暦上は春といえど、まだ風は凍えそうなくらい冷たいし、マフラーなしでは肌寒い。日差しだけが暖かく降り注いで、冬の気配を薄めていた。

 卒業式は期待通りあっけなく終わった。卒業生代表として答辞を読んで、卒業証書を受け取って、お別れの歌を歌う。あとはそれぞれのクラスに戻って、担任のありがたいお言葉を聞けばめでたく終了。おまけのような通知表を受け取れば、中学生としての役目はなくなる。

 離れ離れになって寂しいと泣く女の子たちや、はしゃぐ男の子を尻目に、ぼくは何の感情も抱かなかった。寂しさなんてない。悲しみなんてない。涙も笑顔もこぼれてはこない。

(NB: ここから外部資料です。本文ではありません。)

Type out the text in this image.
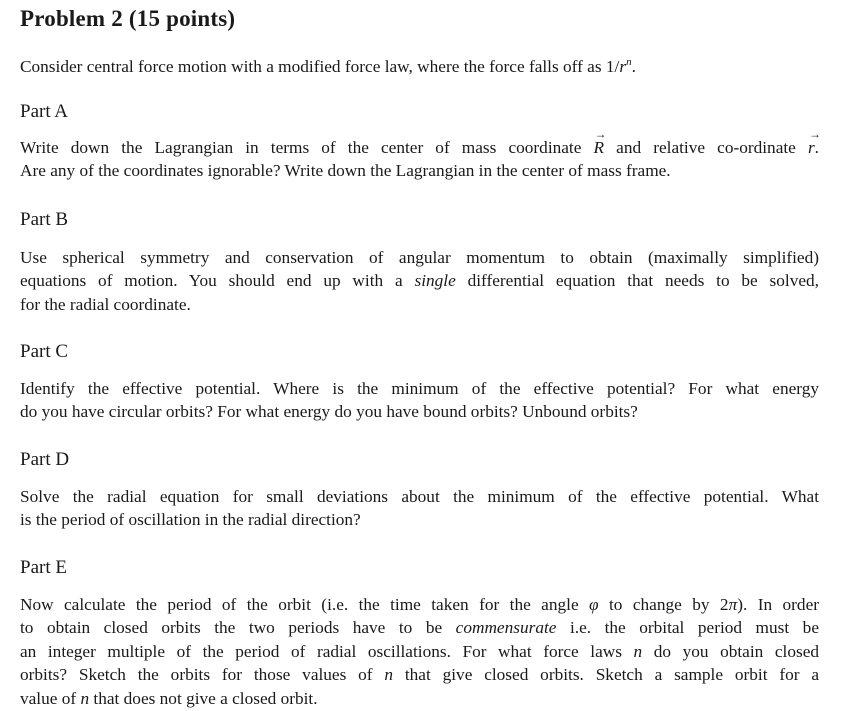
Problem 2 (15 points)
Consider central force motion with a modified force law, where the force falls off as $1/r^n$.
Part A
Write down the Lagrangian in terms of the center of mass coordinate → R and relative co-ordinate → r.
Are any of the coordinates ignorable? Write down the Lagrangian in the center of mass frame.
Part B
Use spherical symmetry and conservation of angular momentum to obtain (maximally simplified)
equations of motion. You should end up with a single differential equation that needs to be solved,
for the radial coordinate.
Part C
Identify the effective potential. Where is the minimum of the effective potential? For what energy
do you have circular orbits? For what energy do you have bound orbits? Unbound orbits?
Part D
Solve the radial equation for small deviations about the minimum of the effective potential. What
is the period of oscillation in the radial direction?
Part E
Now calculate the period of the orbit (i.e. the time taken for the angle φ to change by 2π). In order
to obtain closed orbits the two periods have to be commensurate i.e. the orbital period must be
an integer multiple of the period of radial oscillations. For what force laws n do you obtain closed
orbits? Sketch the orbits for those values of n that give closed orbits. Sketch a sample orbit for a
value of n that does not give a closed orbit.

 五年前から、ぼくはずっとこの日を待っていた。セーラー服を脱ぐ瞬間を。義務教育が終わるのを。ぼくにとって卒業式は、子供を終わらせる儀式だ。厳粛で、神聖な式典なのだ。感傷に浸る暇なんてあるはずもない。

 別れを惜しむクラスメイトたちを置き去りに、ぼくは早々と教室を出た。一刻も早く中学校から出たかった。セーラー服を脱いで、義務教育を終えたかった。

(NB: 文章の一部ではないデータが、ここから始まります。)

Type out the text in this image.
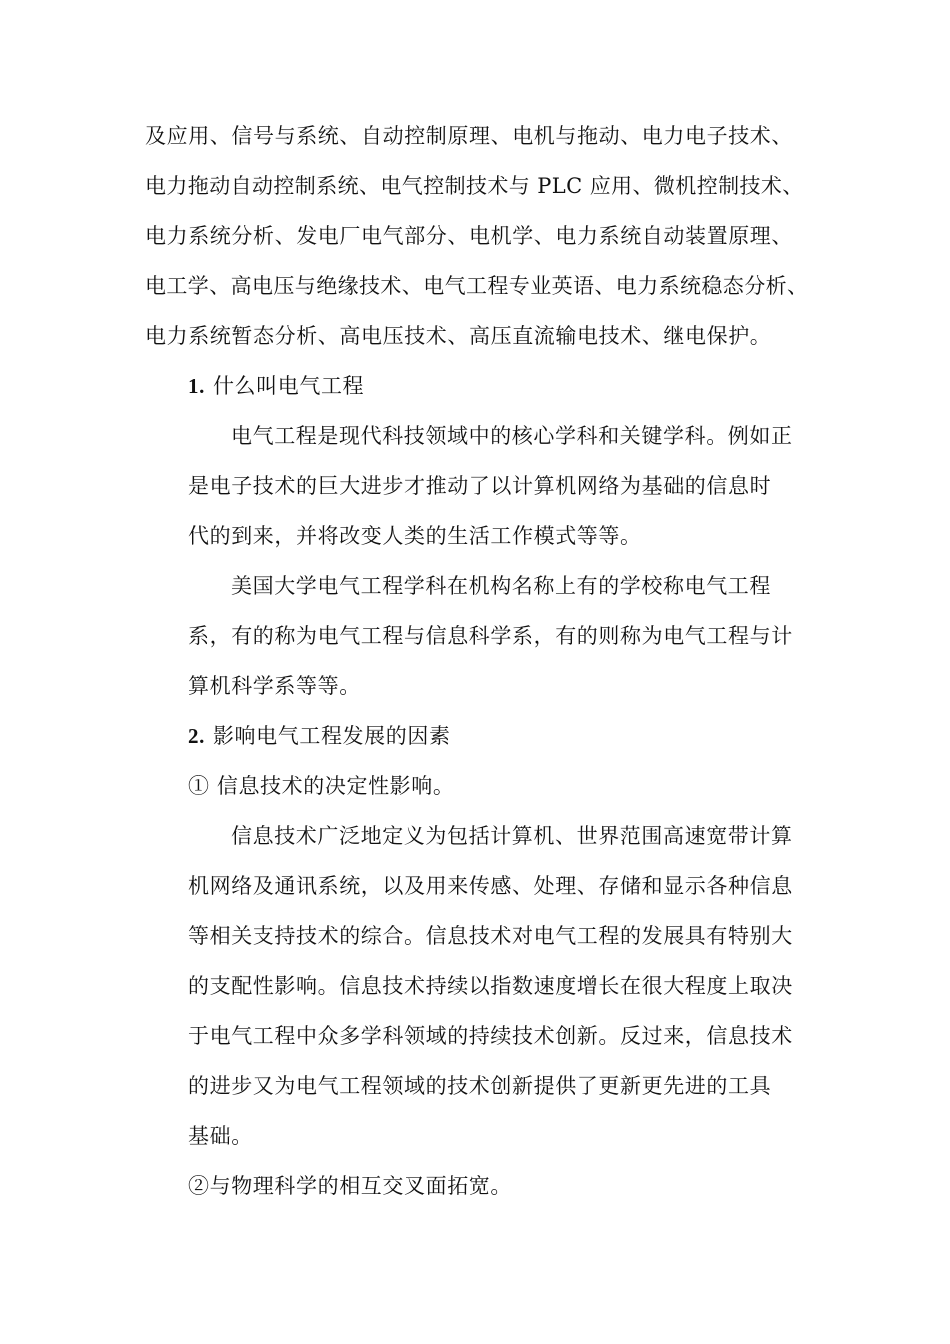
及应用、信号与系统、自动控制原理、电机与拖动、电力电子技术、
电力拖动自动控制系统、电气控制技术与 PLC 应用、微机控制技术、
电力系统分析、发电厂电气部分、电机学、电力系统自动装置原理、
电工学、高电压与绝缘技术、电气工程专业英语、电力系统稳态分析、
电力系统暂态分析、高电压技术、高压直流输电技术、继电保护。
1. 什么叫电气工程
电气工程是现代科技领域中的核心学科和关键学科。例如正
是电子技术的巨大进步才推动了以计算机网络为基础的信息时
代的到来，并将改变人类的生活工作模式等等。
美国大学电气工程学科在机构名称上有的学校称电气工程
系，有的称为电气工程与信息科学系，有的则称为电气工程与计
算机科学系等等。
2. 影响电气工程发展的因素
① 信息技术的决定性影响。
信息技术广泛地定义为包括计算机、世界范围高速宽带计算
机网络及通讯系统，以及用来传感、处理、存储和显示各种信息
等相关支持技术的综合。信息技术对电气工程的发展具有特别大
的支配性影响。信息技术持续以指数速度增长在很大程度上取决
于电气工程中众多学科领域的持续技术创新。反过来，信息技术
的进步又为电气工程领域的技术创新提供了更新更先进的工具
基础。
②与物理科学的相互交叉面拓宽。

 昇降口に行くと、幼なじみの寧々がぼくを待っていた。髪の毛がいつもよりカールしている。唇がほんのり色づいていた。

「答辞、かっこよかったよ。自分で考えたの?」
「まさか。先生が用意したやつを呼んだだけ」

 ローファーを履いて外に出ると、今朝よりは幾分か暖かかった。
 いつもスカスカのグラウンドには、たくさんの車が狭苦しく並べられていた。隅っこに置かれた鉄棒。ところどころ傷んだ校舎や、古ぼけた体育館。思い出なんて何一つないこの中学校に来るのも、きっと今日で最後になる。

「部室には顔出さないの?」
「昨日お別れ会したから」
「みんな寂しがってたでしょ。野ばらは水泳部のエースだもん」
「もうとっくに引退したよ。昨日は色紙もらって、それでおしまい」
「ついに中学校も卒業かぁ」
 
 風で乱れた髪を手で押さえながら、寧々がしみじみと呟いた。

「全然実感湧かないや。そうだ、テルとは何か話した?」
「何で?」
「だって、一応幼なじみだし。高校ではみんなバラバラになっちゃうんだし、それに……ねぇ」
「えっ、なになに?」
「もぉー、だってテル、明らかに野ばらのことさぁ」

 んふふ、と変な笑い方をして、寧々が脇腹を小突く。何だよぉ、とつつき合っていると、後ろから「御陵」と名前を呼ばれた。

 振り向くと、そこには仏頂面のテルがいた。学ランのボタンを二つ開けて、カバンを片手で背負っている。どれだけ不良を気取っても、ツンツンと跳ねた髪型は昔のままだ。

「なんだ、小野寺もいたのか」
「なんだって何よぉ、テルのバカ」
「テルって呼ぶなよ。九条って呼べ」
「やだ。じゃああたしのことは寧々って呼んでよ」
「何でだよ」
「じゃあぼくも野ばらって呼んで」
「はっ?」

 テルが動揺したようにのけぞった。

「だ、だから何で呼ばなきゃならないんだよ」
「いいじゃん。今誰もいないよぉ」

 寧々がにやにやしながら囁く。最初は抵抗していたテルだったけど、やがて観念したように小さな声で、

「……野ばら、寧々」
「よろしい」

 ぼくたちは顔を見合わせて笑った。